GH Chamber Backs Muskegon Airport
Like its counterpart in Muskegon that initiated the effort, The Chamber of Commerce of Grand Haven, Spring Lake and Ferrysburg will encourage its members to commit to using Muskegon County Airport for business travel.
Backing the initiative, spearheaded by the Muskegon Area Chamber of Commerce, is part of trying to take a more regional view of issues affecting the business community, Grand Haven Chamber President Joy Gaasch said. The Grand Haven chamber’s board of directors endorsed the effort late last month.
“There’s so much synergy between the Muskegon County businesses and northwest Ottawa County businesses, it makes sense to work together,” Gaasch said. “We’re interconnected in so many ways. The boundary lines do not mean anything to commerce.”

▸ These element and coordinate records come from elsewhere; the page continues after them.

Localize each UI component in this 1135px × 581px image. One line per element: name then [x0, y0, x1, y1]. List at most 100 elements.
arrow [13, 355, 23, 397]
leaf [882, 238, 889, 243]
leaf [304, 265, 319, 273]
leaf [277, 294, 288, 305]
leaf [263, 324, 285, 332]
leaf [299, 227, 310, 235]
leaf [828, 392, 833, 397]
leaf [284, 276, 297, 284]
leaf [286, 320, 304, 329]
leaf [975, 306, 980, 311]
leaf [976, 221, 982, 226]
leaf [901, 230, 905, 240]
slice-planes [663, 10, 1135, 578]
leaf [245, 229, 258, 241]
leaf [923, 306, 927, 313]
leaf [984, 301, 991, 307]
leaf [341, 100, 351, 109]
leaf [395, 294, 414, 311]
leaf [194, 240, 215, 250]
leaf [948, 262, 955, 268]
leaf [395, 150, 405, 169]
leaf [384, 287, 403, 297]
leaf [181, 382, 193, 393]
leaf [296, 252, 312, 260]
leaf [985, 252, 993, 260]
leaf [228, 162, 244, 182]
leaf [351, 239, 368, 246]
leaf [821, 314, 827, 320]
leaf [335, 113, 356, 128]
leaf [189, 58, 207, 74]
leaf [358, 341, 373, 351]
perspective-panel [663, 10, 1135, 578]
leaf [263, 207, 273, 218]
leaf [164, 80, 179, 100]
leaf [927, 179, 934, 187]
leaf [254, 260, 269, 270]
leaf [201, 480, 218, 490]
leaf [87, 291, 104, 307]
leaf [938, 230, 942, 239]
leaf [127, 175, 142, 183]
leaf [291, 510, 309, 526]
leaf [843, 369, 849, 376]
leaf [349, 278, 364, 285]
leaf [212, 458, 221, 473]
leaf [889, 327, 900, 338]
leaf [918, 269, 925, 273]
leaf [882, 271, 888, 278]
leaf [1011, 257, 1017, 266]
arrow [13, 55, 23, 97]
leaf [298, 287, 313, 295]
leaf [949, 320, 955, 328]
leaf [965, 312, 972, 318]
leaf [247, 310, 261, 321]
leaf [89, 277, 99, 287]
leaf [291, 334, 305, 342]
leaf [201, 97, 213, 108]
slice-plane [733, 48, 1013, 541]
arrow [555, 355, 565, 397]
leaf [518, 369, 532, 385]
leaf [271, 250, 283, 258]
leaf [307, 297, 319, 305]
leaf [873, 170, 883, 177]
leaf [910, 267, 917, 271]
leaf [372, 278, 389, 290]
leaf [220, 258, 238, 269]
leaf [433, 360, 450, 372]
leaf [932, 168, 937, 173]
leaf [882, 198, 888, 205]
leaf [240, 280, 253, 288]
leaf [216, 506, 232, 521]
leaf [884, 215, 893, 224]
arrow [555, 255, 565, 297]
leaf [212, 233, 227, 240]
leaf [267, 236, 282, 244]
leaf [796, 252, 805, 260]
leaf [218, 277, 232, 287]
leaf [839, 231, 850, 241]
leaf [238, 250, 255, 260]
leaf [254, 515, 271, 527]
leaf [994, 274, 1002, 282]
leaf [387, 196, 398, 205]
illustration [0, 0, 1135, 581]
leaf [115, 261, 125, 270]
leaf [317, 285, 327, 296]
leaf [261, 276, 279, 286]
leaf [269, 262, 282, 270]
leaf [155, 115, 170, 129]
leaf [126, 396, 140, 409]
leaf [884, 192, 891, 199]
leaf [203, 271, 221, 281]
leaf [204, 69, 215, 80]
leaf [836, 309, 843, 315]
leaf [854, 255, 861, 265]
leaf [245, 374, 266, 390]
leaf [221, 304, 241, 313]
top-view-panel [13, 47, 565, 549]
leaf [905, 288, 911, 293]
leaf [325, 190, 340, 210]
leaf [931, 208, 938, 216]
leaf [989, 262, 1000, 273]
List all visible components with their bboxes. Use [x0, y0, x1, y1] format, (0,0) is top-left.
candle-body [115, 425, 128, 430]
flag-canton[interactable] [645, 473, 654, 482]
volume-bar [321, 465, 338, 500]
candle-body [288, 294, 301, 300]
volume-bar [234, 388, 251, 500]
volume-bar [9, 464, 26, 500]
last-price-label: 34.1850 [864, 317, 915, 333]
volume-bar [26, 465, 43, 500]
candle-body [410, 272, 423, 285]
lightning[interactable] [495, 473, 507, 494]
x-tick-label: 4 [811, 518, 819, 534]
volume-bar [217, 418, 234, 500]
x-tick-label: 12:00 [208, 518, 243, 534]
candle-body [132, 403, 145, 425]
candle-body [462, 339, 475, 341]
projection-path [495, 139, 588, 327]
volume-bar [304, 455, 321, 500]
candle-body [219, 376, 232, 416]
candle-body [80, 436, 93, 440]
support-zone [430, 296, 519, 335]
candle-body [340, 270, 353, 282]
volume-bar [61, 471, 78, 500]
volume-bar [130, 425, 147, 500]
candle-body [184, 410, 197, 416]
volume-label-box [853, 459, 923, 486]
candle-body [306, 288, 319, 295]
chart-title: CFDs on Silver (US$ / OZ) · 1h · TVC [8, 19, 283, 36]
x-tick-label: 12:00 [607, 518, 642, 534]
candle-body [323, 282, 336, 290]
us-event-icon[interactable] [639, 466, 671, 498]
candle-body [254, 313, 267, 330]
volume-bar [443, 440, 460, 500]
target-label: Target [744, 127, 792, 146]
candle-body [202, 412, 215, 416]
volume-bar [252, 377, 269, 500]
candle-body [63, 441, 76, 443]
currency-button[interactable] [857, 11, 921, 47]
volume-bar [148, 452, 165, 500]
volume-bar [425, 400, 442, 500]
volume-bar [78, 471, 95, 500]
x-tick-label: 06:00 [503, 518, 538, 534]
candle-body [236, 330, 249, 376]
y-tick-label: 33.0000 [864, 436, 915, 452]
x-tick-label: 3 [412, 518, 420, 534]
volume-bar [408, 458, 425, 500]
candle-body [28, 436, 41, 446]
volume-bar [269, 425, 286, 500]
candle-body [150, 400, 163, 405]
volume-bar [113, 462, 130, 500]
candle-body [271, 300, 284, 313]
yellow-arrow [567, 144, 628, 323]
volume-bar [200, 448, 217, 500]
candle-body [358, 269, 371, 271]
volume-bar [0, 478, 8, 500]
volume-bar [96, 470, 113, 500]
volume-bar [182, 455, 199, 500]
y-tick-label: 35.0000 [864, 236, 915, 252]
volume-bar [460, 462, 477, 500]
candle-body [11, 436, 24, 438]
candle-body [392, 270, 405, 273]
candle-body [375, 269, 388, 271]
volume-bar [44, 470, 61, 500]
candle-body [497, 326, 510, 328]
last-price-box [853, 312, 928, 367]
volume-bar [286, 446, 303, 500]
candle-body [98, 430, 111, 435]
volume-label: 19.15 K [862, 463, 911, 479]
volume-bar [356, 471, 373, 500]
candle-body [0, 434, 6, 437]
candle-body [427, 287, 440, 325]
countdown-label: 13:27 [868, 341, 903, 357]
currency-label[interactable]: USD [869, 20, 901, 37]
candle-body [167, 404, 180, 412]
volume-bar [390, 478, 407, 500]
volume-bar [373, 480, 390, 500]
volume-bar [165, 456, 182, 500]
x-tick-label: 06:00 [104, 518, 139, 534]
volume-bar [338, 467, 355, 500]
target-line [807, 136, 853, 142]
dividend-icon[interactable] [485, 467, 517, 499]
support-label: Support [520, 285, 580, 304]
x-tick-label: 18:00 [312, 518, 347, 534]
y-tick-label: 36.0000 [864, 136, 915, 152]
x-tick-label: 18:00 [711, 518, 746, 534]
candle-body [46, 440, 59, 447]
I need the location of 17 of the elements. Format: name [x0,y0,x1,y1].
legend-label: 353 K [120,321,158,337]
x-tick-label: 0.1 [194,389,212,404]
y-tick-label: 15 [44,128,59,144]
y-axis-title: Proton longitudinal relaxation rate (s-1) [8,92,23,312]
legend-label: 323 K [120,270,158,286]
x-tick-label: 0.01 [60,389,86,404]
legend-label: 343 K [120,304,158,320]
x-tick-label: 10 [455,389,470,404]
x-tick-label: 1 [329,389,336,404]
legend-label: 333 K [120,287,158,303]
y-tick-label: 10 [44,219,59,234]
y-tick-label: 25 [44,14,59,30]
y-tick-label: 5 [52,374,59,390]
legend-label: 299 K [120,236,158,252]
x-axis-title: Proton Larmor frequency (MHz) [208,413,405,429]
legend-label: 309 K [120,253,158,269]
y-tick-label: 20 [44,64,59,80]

The Muskegon chamber’s goal is to increase Muskegon County Airport’s market share within the lakeshore region from 25 percent to 35 percent within two years and spur its largest carrier, Northwest Airlines, to commence jet service, while in the process strengthening the region’s economic viability through an improved air transportation system.
The Muskegon chamber hopes to help further grow the airport’s market share to 55 percent within five years, bring a third airline to Muskegon that will provide jet service, and add flights to and from a new regional hub, preferably Minneapolis.
Muskegon County Airport’s two air carriers provide 16 commuter flights daily between Muskegon and regional air hubs in Detroit and Milwaukee. The airport’s passenger traffic declined 8 percent in 2002, from 81,103 to 74,297 passengers, largely because of the loss of one airline that provided service between Muskegon and Chicago’s O’Hare Airport.
The basis of the initiative is to help Muskegon County Airport increase passenger volumes to the point where airlines, as they deploy new jet-powered aircraft in the coming years that business and leisure travelers prefer to fly, will implement commuter jet service locally. About 60 percent of Muskegon County Airport’s passenger volume comes from business travelers.
In backing the Muskegon chamber’s initiative, the Grand Haven chamber is taking yet another step toward improving relations between two communities whose leaders for years have not always gotten along so well.
Relations, at least in the business sector, have markedly improved in recent years. The Grand Haven chamber two years ago, seeing the potential spin-off benefits locally, endorsed Muskegon’s SmartZone application to the state and the two organizations are in the third year of jointly planning an annual business showcase this May.
Gaasch sees endorsing the airport initiative as taking another step forward and further strengthening ties between the two organizations and “opening the door” for future collaboration on regional issues in the future. Improved business ties now can also help the two overcome differences that may crop up in the future, she said.
“It’s a new era,” Gaasch said. “Our concern is our business community and the viability of our businesses, and the success of our businesses hinges on the success of our communities. And you can’t separate them.”